Par ailleurs, il apparaît contradictoire de diminuer de 4 % la subvention pour charges de service public dont bénéficie Météo-France tout en annonçant que cet organisme se dote d'un nouveau supercalculateur pour pouvoir demeurer un opérateur météorologique de rang mondial. Comment peut-on à la fois être un opérateur de rang mondial et disposer de moins de moyens ?

M. Victorin Lurel . -Jean-François Husson évoque dans son rapport la question des zones non interconnectées au territoire métropolitain (ZNI) et mentionne des surcoûts d'achat aux producteurs tiers. De qui s'agit-il ?

Les achats d'électricité s'élèvent à 293 millions d'euros en Guadeloupe, à 376 millions d'euros à La Réunion et 207 millions d'euros à la Martinique. À qui cette électricité est-elle achetée et à quel prix ?

Par ailleurs, en quoi la préconisation du rapporteur de revoir à la baisse le taux de rémunération des capitaux investis fixé depuis 2006 à 11 % affectera-t-elle la contribution au service public de l'électricité (CSPE) ? Comment cela améliorera-t-il les affaires d'EDF dans ces régions ?

L'augmentation annoncée du surcoût d'achat à des producteurs tiers est d'autant moins compréhensible dans le cas de la géothermie, le mégawattheure produit par ce biais coûtant nettement moins cher que l'énergie fossile importée. Je rappelle qu'il existe une controverse politique sur Ormat Technologies, qui gère la centrale géothermique de Bouillante.

La suppression des redevances communale et régionale géothermique instituées par la loi du 28 février 2017 de programmation relative à l'égalité réelle outre-mer me gêne par ailleurs, car les redevances rapportent environ 200 000 euros à la commune de Bouillante et 400 000 euros à la région. De manière générale, la suppression des taxes à faible rendement décidée à l'article 6 du projet de loi de finances pour 2020 me semble poser problème, car elle revient à toucher aux recettes des collectivités.

Le Fonds « Barnier » a permis de financer depuis 2011 la démolition de l'habitat informel et indigne en outre-mer. Je suis favorable à la prorogation de ce dispositif proposé à l'article 74 quater . Disposez-vous d'un bilan de son utilisation ? Quels territoires en ont bénéficié ?
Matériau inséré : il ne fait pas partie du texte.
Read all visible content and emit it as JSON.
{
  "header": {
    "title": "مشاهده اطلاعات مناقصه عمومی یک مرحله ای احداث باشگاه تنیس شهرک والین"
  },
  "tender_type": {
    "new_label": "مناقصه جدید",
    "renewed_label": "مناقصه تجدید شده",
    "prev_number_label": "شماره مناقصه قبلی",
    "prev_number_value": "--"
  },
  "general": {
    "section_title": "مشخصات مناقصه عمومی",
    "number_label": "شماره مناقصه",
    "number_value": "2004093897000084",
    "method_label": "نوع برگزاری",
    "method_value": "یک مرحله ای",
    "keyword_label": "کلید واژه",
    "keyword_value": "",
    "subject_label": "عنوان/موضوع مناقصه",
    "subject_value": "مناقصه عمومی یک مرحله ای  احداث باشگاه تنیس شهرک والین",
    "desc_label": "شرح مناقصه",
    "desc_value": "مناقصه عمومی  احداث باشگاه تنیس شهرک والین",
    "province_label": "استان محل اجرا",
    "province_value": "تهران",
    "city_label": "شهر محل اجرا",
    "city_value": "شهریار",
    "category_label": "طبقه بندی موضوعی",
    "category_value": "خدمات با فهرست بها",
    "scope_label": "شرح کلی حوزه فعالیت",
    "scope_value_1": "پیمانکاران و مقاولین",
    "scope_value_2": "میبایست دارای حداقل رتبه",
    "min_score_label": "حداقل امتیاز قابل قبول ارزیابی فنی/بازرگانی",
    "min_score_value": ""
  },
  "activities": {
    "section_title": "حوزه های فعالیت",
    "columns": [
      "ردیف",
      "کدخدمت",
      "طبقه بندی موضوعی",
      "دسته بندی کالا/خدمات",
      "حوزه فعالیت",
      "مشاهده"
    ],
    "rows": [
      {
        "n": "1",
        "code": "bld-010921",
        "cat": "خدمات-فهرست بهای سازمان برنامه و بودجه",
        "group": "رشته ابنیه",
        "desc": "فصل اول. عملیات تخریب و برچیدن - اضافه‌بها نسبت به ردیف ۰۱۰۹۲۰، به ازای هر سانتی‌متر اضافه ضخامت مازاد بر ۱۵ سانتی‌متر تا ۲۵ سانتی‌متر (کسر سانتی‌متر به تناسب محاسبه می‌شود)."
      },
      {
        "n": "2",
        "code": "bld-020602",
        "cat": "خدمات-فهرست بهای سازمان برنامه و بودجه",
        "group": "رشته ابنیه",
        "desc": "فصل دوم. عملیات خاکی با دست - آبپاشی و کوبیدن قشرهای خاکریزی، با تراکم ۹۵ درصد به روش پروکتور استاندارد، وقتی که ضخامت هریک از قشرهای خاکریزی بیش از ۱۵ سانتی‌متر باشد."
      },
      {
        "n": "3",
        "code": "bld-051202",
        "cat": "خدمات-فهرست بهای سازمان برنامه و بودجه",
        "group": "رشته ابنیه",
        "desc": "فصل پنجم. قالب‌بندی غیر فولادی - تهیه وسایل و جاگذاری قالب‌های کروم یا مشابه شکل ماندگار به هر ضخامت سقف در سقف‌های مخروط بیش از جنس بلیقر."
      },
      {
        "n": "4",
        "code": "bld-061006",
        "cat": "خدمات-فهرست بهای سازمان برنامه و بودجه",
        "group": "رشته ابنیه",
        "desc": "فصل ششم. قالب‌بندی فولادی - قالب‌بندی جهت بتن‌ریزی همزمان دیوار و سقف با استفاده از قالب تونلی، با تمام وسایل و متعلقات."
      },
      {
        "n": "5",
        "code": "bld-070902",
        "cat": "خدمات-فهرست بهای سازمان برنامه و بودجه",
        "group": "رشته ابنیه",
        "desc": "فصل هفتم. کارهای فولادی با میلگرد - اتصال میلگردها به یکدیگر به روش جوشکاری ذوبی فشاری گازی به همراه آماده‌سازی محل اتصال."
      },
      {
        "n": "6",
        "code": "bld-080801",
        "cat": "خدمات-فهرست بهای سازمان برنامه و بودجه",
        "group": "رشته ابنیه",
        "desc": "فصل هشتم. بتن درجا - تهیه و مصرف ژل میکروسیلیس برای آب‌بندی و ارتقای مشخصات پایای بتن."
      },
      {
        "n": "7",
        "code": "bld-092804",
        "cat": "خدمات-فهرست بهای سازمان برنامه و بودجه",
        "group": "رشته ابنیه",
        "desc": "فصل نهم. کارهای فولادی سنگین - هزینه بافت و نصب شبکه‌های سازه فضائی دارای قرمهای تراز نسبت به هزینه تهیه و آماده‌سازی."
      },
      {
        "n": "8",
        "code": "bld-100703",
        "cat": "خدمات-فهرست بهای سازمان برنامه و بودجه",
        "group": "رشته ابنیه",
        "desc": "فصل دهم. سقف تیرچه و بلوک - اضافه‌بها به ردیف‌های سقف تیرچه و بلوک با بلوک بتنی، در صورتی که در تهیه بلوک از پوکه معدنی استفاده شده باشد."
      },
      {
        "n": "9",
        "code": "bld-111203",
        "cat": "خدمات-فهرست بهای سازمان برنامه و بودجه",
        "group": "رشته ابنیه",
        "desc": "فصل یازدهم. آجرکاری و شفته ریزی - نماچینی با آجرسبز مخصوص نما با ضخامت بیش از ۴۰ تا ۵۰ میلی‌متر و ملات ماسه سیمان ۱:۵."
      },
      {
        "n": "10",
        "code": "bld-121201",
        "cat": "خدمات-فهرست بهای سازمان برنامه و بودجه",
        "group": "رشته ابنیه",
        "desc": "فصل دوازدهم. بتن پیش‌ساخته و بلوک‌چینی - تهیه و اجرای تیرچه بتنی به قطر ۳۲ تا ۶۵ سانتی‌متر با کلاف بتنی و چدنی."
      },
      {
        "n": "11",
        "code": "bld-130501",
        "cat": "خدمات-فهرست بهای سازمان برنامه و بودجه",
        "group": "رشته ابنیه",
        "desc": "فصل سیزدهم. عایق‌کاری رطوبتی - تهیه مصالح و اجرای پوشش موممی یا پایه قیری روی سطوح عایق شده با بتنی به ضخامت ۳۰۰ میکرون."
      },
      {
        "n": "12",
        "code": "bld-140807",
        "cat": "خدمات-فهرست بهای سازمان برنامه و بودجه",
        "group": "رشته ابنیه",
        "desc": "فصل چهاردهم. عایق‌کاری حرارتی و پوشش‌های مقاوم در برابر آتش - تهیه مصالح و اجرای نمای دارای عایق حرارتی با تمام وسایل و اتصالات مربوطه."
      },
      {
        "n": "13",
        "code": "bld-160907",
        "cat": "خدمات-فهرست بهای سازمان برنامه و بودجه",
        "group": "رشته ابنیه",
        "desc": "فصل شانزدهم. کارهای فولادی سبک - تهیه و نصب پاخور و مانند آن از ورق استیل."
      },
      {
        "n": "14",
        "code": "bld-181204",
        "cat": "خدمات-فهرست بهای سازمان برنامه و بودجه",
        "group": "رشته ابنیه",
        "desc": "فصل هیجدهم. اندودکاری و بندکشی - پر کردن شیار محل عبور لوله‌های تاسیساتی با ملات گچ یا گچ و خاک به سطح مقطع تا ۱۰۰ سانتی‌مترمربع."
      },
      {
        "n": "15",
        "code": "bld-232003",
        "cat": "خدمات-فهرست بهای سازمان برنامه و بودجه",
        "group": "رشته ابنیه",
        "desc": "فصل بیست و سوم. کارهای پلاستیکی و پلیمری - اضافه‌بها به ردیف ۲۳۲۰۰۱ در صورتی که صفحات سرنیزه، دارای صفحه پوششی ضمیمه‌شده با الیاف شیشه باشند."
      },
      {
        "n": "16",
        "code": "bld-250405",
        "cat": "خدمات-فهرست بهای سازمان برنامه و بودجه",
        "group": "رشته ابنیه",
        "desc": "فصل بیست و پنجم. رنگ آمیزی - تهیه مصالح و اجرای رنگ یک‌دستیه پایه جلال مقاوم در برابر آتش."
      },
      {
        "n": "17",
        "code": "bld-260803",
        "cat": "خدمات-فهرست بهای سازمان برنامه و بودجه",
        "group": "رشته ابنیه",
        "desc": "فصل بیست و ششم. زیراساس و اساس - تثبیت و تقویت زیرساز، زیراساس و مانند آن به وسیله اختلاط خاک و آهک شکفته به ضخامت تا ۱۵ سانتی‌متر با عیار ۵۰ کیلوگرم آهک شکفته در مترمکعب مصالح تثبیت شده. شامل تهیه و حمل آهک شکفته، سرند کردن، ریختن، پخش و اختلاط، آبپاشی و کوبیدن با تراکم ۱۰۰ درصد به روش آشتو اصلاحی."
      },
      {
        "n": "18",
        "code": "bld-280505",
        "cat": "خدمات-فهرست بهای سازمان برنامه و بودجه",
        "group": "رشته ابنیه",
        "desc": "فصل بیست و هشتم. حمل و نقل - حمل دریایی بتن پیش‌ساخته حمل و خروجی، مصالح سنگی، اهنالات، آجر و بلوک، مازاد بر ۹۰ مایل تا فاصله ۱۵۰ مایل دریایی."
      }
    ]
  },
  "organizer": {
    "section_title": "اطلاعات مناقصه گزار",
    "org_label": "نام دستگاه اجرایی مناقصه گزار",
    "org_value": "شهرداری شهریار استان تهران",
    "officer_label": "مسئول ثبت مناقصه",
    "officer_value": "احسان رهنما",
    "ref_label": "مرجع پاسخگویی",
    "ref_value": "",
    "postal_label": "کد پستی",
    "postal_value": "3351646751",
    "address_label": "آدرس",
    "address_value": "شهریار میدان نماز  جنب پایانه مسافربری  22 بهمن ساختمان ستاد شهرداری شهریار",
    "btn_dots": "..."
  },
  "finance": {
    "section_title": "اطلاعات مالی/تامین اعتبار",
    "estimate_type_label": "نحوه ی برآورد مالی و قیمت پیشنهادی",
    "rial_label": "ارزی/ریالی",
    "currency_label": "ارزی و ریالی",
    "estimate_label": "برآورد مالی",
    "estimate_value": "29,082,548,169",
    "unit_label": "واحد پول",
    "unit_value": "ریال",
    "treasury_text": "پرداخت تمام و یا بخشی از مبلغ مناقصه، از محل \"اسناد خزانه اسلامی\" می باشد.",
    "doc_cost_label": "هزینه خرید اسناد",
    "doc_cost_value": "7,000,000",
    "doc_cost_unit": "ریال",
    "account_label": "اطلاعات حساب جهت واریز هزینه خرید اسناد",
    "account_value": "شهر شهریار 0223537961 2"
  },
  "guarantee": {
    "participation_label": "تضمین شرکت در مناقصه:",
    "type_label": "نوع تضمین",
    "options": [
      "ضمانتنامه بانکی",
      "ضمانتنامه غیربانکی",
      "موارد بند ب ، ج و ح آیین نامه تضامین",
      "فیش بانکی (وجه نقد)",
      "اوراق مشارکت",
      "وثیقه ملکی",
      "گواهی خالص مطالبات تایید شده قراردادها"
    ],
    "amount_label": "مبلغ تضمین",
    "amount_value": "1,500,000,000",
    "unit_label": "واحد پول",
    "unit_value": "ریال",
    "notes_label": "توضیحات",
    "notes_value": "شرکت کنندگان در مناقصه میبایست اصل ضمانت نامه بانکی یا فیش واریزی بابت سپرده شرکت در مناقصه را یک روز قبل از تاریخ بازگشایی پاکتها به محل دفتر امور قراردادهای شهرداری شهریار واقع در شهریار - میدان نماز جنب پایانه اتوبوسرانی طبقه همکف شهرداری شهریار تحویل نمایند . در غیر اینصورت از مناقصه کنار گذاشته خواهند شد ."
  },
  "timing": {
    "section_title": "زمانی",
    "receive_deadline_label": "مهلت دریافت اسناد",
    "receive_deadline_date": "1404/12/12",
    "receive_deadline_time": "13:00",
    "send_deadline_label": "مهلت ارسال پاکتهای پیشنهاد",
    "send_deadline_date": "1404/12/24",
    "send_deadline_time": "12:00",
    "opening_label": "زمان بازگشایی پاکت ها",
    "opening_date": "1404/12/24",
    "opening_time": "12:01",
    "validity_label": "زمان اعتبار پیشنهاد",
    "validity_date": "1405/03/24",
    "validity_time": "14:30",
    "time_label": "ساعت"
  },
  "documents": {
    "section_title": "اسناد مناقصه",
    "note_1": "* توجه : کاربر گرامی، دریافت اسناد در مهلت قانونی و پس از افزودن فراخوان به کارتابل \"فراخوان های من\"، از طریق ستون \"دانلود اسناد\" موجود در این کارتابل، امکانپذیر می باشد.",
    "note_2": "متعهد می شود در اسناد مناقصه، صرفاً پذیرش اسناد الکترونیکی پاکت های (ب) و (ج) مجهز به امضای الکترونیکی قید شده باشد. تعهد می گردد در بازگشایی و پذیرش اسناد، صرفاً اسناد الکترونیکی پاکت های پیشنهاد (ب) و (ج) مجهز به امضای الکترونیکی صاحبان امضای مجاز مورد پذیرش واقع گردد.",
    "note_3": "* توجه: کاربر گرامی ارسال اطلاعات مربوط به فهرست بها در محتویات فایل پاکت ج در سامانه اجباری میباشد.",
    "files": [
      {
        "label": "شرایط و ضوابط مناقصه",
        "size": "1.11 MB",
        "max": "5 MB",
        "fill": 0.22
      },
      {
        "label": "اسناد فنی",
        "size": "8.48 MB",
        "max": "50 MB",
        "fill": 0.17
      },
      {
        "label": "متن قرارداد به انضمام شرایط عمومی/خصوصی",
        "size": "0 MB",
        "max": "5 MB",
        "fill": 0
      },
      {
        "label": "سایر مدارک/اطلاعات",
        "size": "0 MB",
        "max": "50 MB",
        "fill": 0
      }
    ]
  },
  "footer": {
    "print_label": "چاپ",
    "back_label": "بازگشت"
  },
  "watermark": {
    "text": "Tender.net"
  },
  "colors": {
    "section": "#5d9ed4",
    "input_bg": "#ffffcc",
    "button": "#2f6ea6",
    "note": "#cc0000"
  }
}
M. Jean-François Husson , rapporteur spécial . - La question des accidents industriels justifie de mettre plus de moyens sur la prévention. Prudence est mère de sûreté : mieux vaut prendre le temps et trouver les bons dispositifs. Je vous transmettrai ultérieurement les données demandées sur ces accidents ainsi que sur les stations-service. Des projets éoliens en mer ont été retardés, car les appels d'offres avaient été lancés à des conditions financières devenues hors marché en raison de délais très longs. S'agissant du compte d'affectation spéciale « Transition énergétique » évoqué par Rémi Féraud, il me semble qu'il s'agit d'une mesure technique et je n'y vois pas de mauvaise intention, même si cela fait déjà deux ans que l'on assiste à un réajustement.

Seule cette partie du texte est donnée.